Ol' Willie Shakespeare asked this question through Romeo as he approached Juliet at the balcony. Romeo was musing that calling something by another name does not necessarily change the essence of the thing renamed. He was, you'll remember, struggling with the fact that his love had the WRONG last name--that of his family's rival family in the struggle to control a city.
Well, the sense of struggle, self-doubt and reevaluation are no less intense for this pastor as he contemplates the renaming of the church at 614 Florida Street. As two congregations have merged, it has become clear that continuing either former church's name will bring an unintended dampening of the excitement for the whole process. Yet, what will our new identity be?
Many cultures have a tradition of not naming babies until they have been observed for a while and their character becomes clear. Then a name befitting the behavior is attached. While this was the philosophy first adopted by our leadership team, it has become clear you cannot adequitely promote an organization without an identity.

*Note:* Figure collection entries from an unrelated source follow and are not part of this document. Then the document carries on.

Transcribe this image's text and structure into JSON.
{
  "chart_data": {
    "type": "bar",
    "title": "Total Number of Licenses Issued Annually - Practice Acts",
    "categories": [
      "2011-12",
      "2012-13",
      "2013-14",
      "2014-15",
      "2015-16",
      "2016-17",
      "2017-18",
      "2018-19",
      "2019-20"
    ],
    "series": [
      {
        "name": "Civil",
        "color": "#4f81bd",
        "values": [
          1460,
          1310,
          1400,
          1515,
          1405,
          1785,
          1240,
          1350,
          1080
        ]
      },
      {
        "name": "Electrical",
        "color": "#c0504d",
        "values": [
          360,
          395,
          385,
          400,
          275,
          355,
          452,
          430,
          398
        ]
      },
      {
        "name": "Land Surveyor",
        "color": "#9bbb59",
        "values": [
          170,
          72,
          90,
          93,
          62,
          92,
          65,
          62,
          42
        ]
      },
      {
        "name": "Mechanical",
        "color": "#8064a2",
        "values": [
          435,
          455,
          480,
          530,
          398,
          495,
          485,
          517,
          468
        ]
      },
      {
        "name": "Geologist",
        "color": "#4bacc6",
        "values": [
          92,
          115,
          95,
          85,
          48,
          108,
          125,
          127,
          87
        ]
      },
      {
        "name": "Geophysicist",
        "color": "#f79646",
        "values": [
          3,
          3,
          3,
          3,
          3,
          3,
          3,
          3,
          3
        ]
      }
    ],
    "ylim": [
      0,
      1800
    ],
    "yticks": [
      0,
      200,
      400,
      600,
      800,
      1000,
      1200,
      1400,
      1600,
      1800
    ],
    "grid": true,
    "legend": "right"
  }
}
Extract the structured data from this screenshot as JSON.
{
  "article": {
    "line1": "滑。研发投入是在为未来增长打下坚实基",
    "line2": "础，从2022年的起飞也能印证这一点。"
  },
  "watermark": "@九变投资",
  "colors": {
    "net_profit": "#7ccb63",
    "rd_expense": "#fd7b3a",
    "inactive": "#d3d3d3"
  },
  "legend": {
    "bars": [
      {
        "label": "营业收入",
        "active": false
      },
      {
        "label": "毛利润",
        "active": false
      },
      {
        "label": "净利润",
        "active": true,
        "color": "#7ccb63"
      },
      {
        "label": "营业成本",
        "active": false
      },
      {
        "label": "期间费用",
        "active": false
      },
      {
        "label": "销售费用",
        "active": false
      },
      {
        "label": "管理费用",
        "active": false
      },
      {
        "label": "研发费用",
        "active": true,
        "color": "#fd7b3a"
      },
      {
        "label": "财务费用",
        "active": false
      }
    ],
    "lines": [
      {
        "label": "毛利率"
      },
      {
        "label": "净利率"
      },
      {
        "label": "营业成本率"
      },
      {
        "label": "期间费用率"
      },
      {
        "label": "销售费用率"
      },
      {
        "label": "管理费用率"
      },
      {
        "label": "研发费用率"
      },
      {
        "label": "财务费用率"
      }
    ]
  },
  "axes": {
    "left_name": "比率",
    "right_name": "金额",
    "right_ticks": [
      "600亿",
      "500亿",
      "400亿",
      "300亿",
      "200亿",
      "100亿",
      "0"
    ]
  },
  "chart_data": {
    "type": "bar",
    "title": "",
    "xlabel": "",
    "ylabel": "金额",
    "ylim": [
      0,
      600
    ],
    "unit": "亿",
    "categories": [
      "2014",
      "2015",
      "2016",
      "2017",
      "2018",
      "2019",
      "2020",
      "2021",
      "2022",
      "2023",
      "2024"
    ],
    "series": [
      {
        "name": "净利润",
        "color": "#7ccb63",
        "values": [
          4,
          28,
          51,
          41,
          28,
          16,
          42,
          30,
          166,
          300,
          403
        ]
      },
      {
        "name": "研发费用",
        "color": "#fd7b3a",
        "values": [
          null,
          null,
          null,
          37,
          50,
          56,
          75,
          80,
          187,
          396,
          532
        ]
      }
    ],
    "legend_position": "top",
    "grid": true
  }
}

So a label must be attached.
I love the name Touchstone. It reflects the connection to Jesus our cornerstone (Touching the Stone.) Touchstones are used by jewelers to identify the amount of gold in a metalic object. When we come into contact with Jesus, we see ourselves in a true light. This name projects the DNA of a Christ-centered, truth-telling community of faith.
I love the name Hope. For people struggling to survive, this is a perfect name for a community of faith. We offer hope. To be without Jesus is to be "without God and without hope in this world."
But a new label must be attached.
This label will in some measure predict the nature of this new church. All labels do. Naming in the Bible is often a prophetic act, setting the course of destiny for people and groups. Many people were renamed by God in the Bible at a point of life change. (i.e. You were Abram, now you are Abraham; You were Jacob, now you are Israel.)
What's in a name? A lot more than starry-eyed Romeo could have imagined.